Prime Minister Theresa May said "a significant amount of police activity" and several arrests had led to the level being lowered. But she urged Britons to remain vigilant and said soldiers would remain at high-profile sites throughout the current holiday weekend. The troops will gradually be withdrawn from Monday, May said.
A severe threat means an attack is "highly likely," according to the scale set by Britain's Joint Terrorism Analysis Centre. Until it was raised Tuesday, it had stayed at severe since mid-2014.
Police made two more attests Saturday, bringing the number of suspects in custody to 11. All are men, aged between 18 and 44.
Assistant Commissioner Mark Rowley, Britain's top counterterrorism police officer, said authorities have dismantled a "large part" of the network around bomber Salman Abedi. But he said there were still "gaps in our understanding" of the plot, as investigators probed Abedi's potential links to jihadis in Britain, Europe, Libya and the Middle East.
Rowley said the investigation had made "rapid progress," and police "are getting a greater understanding of the preparation of the bomb."
"There is still much more to do. There will be more arrests and there will be more searches," he said.
Greater Manchester Police said two men, aged 20 and 22, were detained early Saturday in the northwest England city on suspicion of terrorism offenses. Police used an explosive device to get into a property to make the arrests.
Investigators have searched 17 properties, including bomber Salman Abedi's home in south Manchester and other houses in nearby districts.

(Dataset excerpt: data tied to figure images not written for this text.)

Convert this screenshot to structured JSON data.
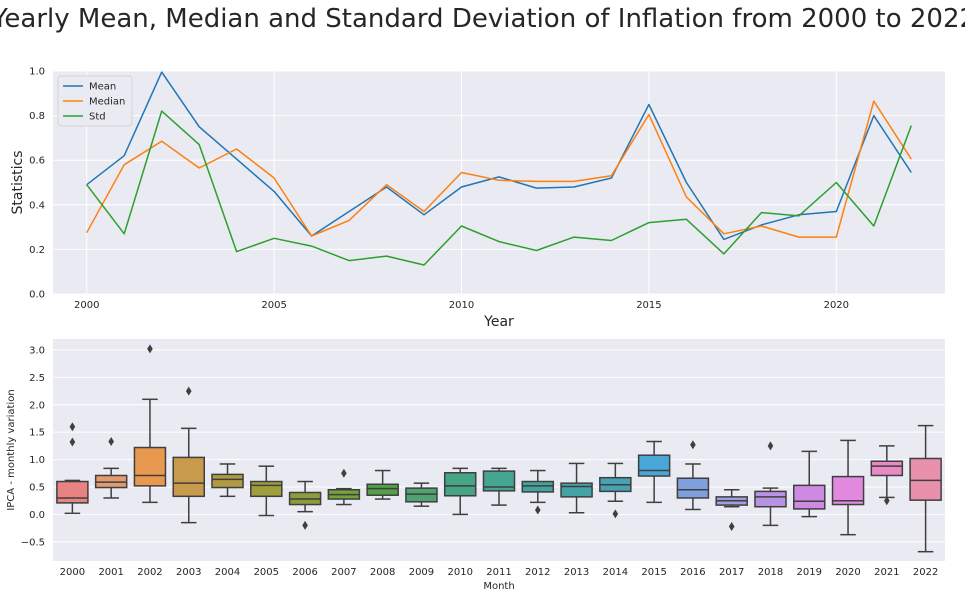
{
  "title": "Yearly Mean, Median and Standard Deviation of Inflation from 2000 to 2022",
  "chart_data": [
    {
      "type": "line",
      "xlabel": "Year",
      "ylabel": "Statistics",
      "x": [
        2000,
        2001,
        2002,
        2003,
        2004,
        2005,
        2006,
        2007,
        2008,
        2009,
        2010,
        2011,
        2012,
        2013,
        2014,
        2015,
        2016,
        2017,
        2018,
        2019,
        2020,
        2021,
        2022
      ],
      "xlim": [
        1999.1,
        2022.9
      ],
      "ylim": [
        0,
        1.0
      ],
      "xticks": [
        2000,
        2005,
        2010,
        2015,
        2020
      ],
      "yticks": [
        0.0,
        0.2,
        0.4,
        0.6,
        0.8,
        1.0
      ],
      "ytick_labels": [
        "0.0",
        "0.2",
        "0.4",
        "0.6",
        "0.8",
        "1.0"
      ],
      "grid": true,
      "legend": "top-left",
      "series": [
        {
          "name": "Mean",
          "color": "#1f77b4",
          "values": [
            0.49,
            0.62,
            0.995,
            0.75,
            0.605,
            0.46,
            0.26,
            0.37,
            0.48,
            0.355,
            0.48,
            0.525,
            0.475,
            0.48,
            0.52,
            0.85,
            0.5,
            0.245,
            0.31,
            0.355,
            0.37,
            0.8,
            0.545
          ]
        },
        {
          "name": "Median",
          "color": "#ff7f0e",
          "values": [
            0.275,
            0.58,
            0.685,
            0.565,
            0.65,
            0.52,
            0.26,
            0.33,
            0.49,
            0.37,
            0.545,
            0.51,
            0.505,
            0.505,
            0.53,
            0.805,
            0.435,
            0.27,
            0.305,
            0.255,
            0.255,
            0.865,
            0.605
          ]
        },
        {
          "name": "Std",
          "color": "#2ca02c",
          "values": [
            0.49,
            0.27,
            0.82,
            0.67,
            0.19,
            0.25,
            0.215,
            0.15,
            0.17,
            0.13,
            0.305,
            0.235,
            0.195,
            0.255,
            0.24,
            0.32,
            0.335,
            0.18,
            0.365,
            0.35,
            0.5,
            0.305,
            0.755
          ]
        }
      ]
    },
    {
      "type": "box",
      "xlabel": "Month",
      "ylabel": "IPCA - monthly variation",
      "categories": [
        "2000",
        "2001",
        "2002",
        "2003",
        "2004",
        "2005",
        "2006",
        "2007",
        "2008",
        "2009",
        "2010",
        "2011",
        "2012",
        "2013",
        "2014",
        "2015",
        "2016",
        "2017",
        "2018",
        "2019",
        "2020",
        "2021",
        "2022"
      ],
      "ylim": [
        -0.85,
        3.2
      ],
      "yticks": [
        -0.5,
        0.0,
        0.5,
        1.0,
        1.5,
        2.0,
        2.5,
        3.0
      ],
      "ytick_labels": [
        "−0.5",
        "0.0",
        "0.5",
        "1.0",
        "1.5",
        "2.0",
        "2.5",
        "3.0"
      ],
      "grid": true,
      "boxes": [
        {
          "whislo": 0.02,
          "q1": 0.21,
          "med": 0.3,
          "q3": 0.6,
          "whishi": 0.62,
          "fliers": [
            1.32,
            1.6
          ],
          "color": "#e88384"
        },
        {
          "whislo": 0.3,
          "q1": 0.49,
          "med": 0.59,
          "q3": 0.71,
          "whishi": 0.84,
          "fliers": [
            1.33
          ],
          "color": "#e29a6f"
        },
        {
          "whislo": 0.22,
          "q1": 0.52,
          "med": 0.71,
          "q3": 1.22,
          "whishi": 2.1,
          "fliers": [
            3.02
          ],
          "color": "#e8984f"
        },
        {
          "whislo": -0.15,
          "q1": 0.33,
          "med": 0.57,
          "q3": 1.04,
          "whishi": 1.57,
          "fliers": [
            2.25
          ],
          "color": "#c89b4c"
        },
        {
          "whislo": 0.33,
          "q1": 0.49,
          "med": 0.64,
          "q3": 0.73,
          "whishi": 0.92,
          "fliers": [],
          "color": "#b09b42"
        },
        {
          "whislo": -0.02,
          "q1": 0.33,
          "med": 0.53,
          "q3": 0.6,
          "whishi": 0.88,
          "fliers": [],
          "color": "#9e9e3c"
        },
        {
          "whislo": 0.05,
          "q1": 0.18,
          "med": 0.28,
          "q3": 0.4,
          "whishi": 0.6,
          "fliers": [
            -0.2
          ],
          "color": "#8e9c3a"
        },
        {
          "whislo": 0.18,
          "q1": 0.28,
          "med": 0.36,
          "q3": 0.45,
          "whishi": 0.47,
          "fliers": [
            0.75
          ],
          "color": "#74a23c"
        },
        {
          "whislo": 0.28,
          "q1": 0.35,
          "med": 0.47,
          "q3": 0.55,
          "whishi": 0.8,
          "fliers": [],
          "color": "#52a048"
        },
        {
          "whislo": 0.15,
          "q1": 0.23,
          "med": 0.37,
          "q3": 0.48,
          "whishi": 0.57,
          "fliers": [],
          "color": "#4ea371"
        },
        {
          "whislo": 0.0,
          "q1": 0.34,
          "med": 0.52,
          "q3": 0.76,
          "whishi": 0.84,
          "fliers": [],
          "color": "#46a584"
        },
        {
          "whislo": 0.17,
          "q1": 0.43,
          "med": 0.5,
          "q3": 0.79,
          "whishi": 0.84,
          "fliers": [],
          "color": "#45a591"
        },
        {
          "whislo": 0.22,
          "q1": 0.41,
          "med": 0.52,
          "q3": 0.6,
          "whishi": 0.8,
          "fliers": [
            0.08
          ],
          "color": "#44a39c"
        },
        {
          "whislo": 0.03,
          "q1": 0.32,
          "med": 0.51,
          "q3": 0.57,
          "whishi": 0.93,
          "fliers": [],
          "color": "#45a3a8"
        },
        {
          "whislo": 0.24,
          "q1": 0.42,
          "med": 0.54,
          "q3": 0.67,
          "whishi": 0.93,
          "fliers": [
            0.01
          ],
          "color": "#47a2b4"
        },
        {
          "whislo": 0.22,
          "q1": 0.7,
          "med": 0.8,
          "q3": 1.08,
          "whishi": 1.33,
          "fliers": [],
          "color": "#4aa6d8"
        },
        {
          "whislo": 0.09,
          "q1": 0.3,
          "med": 0.45,
          "q3": 0.66,
          "whishi": 0.92,
          "fliers": [
            1.27
          ],
          "color": "#7ea0df"
        },
        {
          "whislo": 0.14,
          "q1": 0.17,
          "med": 0.25,
          "q3": 0.32,
          "whishi": 0.45,
          "fliers": [
            -0.22
          ],
          "color": "#9e9ee3"
        },
        {
          "whislo": -0.2,
          "q1": 0.14,
          "med": 0.32,
          "q3": 0.42,
          "whishi": 0.48,
          "fliers": [
            1.25
          ],
          "color": "#b792e5"
        },
        {
          "whislo": -0.04,
          "q1": 0.1,
          "med": 0.24,
          "q3": 0.53,
          "whishi": 1.15,
          "fliers": [],
          "color": "#cc8ae3"
        },
        {
          "whislo": -0.37,
          "q1": 0.18,
          "med": 0.25,
          "q3": 0.69,
          "whishi": 1.35,
          "fliers": [],
          "color": "#e38ade"
        },
        {
          "whislo": 0.31,
          "q1": 0.71,
          "med": 0.88,
          "q3": 0.97,
          "whishi": 1.25,
          "fliers": [
            0.25
          ],
          "color": "#e98ac4"
        },
        {
          "whislo": -0.68,
          "q1": 0.26,
          "med": 0.62,
          "q3": 1.02,
          "whishi": 1.62,
          "fliers": [],
          "color": "#e890ac"
        }
      ]
    }
  ]
}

Residents were evacuated from streets in the south Manchester neighborhood of Moss Side in what police called a precaution as one search was carried out Saturday. Photos showed an army bomb-disposal unit at the property.

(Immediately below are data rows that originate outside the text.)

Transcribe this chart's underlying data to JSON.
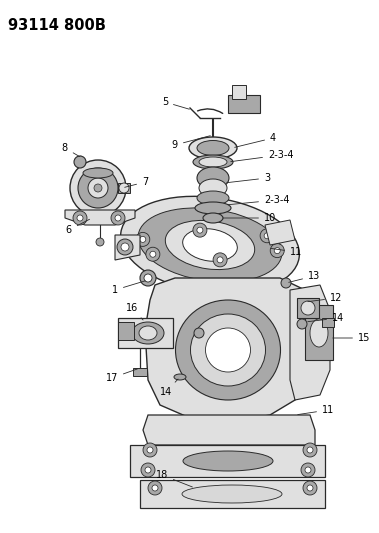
{
  "title": "93114 800B",
  "bg_color": "#f5f5f0",
  "line_color": "#2a2a2a",
  "text_color": "#000000",
  "title_fontsize": 10.5,
  "label_fontsize": 7,
  "figsize": [
    3.79,
    5.33
  ],
  "dpi": 100
}
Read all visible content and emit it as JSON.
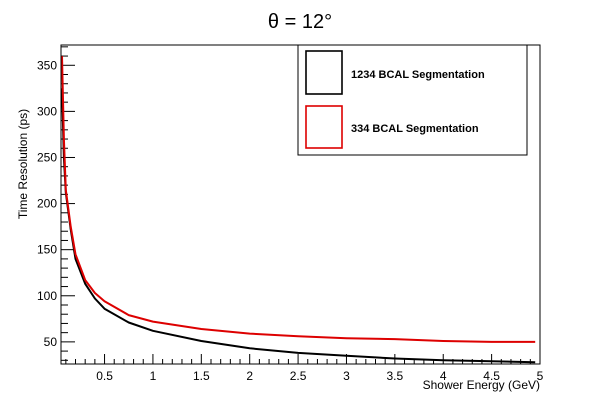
{
  "chart_data": {
    "type": "line",
    "title": "θ = 12°",
    "xlabel": "Shower Energy (GeV)",
    "ylabel": "Time Resolution (ps)",
    "xlim": [
      0.05,
      5.0
    ],
    "ylim": [
      26,
      372
    ],
    "x_ticks": [
      0.5,
      1,
      1.5,
      2,
      2.5,
      3,
      3.5,
      4,
      4.5,
      5
    ],
    "x_tick_labels": [
      "0.5",
      "1",
      "1.5",
      "2",
      "2.5",
      "3",
      "3.5",
      "4",
      "4.5",
      "5"
    ],
    "y_ticks": [
      50,
      100,
      150,
      200,
      250,
      300,
      350
    ],
    "y_tick_labels": [
      "50",
      "100",
      "150",
      "200",
      "250",
      "300",
      "350"
    ],
    "grid": false,
    "legend_position": "top-right",
    "series": [
      {
        "name": "1234 BCAL Segmentation",
        "color": "#000000",
        "x": [
          0.06,
          0.08,
          0.1,
          0.15,
          0.2,
          0.3,
          0.4,
          0.5,
          0.75,
          1.0,
          1.5,
          2.0,
          2.5,
          3.0,
          3.5,
          4.0,
          4.5,
          4.95
        ],
        "y": [
          325,
          250,
          212,
          172,
          140,
          113,
          97,
          86,
          71,
          62,
          51,
          43,
          38,
          35,
          32,
          30,
          29,
          28
        ]
      },
      {
        "name": "334 BCAL Segmentation",
        "color": "#dd0000",
        "x": [
          0.06,
          0.08,
          0.1,
          0.15,
          0.2,
          0.3,
          0.4,
          0.5,
          0.75,
          1.0,
          1.5,
          2.0,
          2.5,
          3.0,
          3.5,
          4.0,
          4.5,
          4.95
        ],
        "y": [
          360,
          270,
          215,
          175,
          145,
          117,
          103,
          94,
          79,
          72,
          64,
          59,
          56,
          54,
          53,
          51,
          50,
          50
        ]
      }
    ]
  }
}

One of the searches was at an apartment in a Manchester high-rise that British media say was rented by Abedi in the months before the attack. Mohammed El-Hudarey, a friend of the landlord, said after Abedi moved out about six weeks ago there was a strong smell of chemicals and debris including metal rods and cut-up fabric.
"We thought he must have been a drug dealer or doing witchcraft," El-Hudarey told the BBC.
Abedi, a 22-year-old Briton of Libyan descent died in Monday's explosion, which killed 22 people and wounded dozens as crowds were leaving an Ariana Grande concert.
Britain's health service said Saturday that 63 people injured in the bombing remain hospitalized, 20 of them in critical condition. A total of 116 people were treated in hospitals after the attack.
Hundreds of soldiers have been sent to replace police at high-profile sites including Buckingham Palace and Parliament, and police armed with submachine guns are being deployed in city centers, transit hubs, tourist areas and major events.
Despite the alert, police have urged people to go out and enjoy themselves over the three-day holiday weekend.
More than 1,000 armed police are on standby as major events including the Football Association Cup Final and the Premiership Rugby Final are expected to draw tens of thousands of people.
Manchester is slowly returning to normal, though the damaged arena and adjacent Victoria train station remain closed.
Grande has promised to return to Manchester for a benefit concert. In a statement Friday, she said "I'll be returning to the incredibly brave city of Manchester to spend time with my fans and to have a benefit concert in honor of and to raise money for the victims and their families."
"Our response to this violence must be to come closer together, to help each other, to love more, to sing louder and to live more kindly and generously than we did before," she said. "We will not quit or operate in fear. We won't let this divide us. We won't let hate win."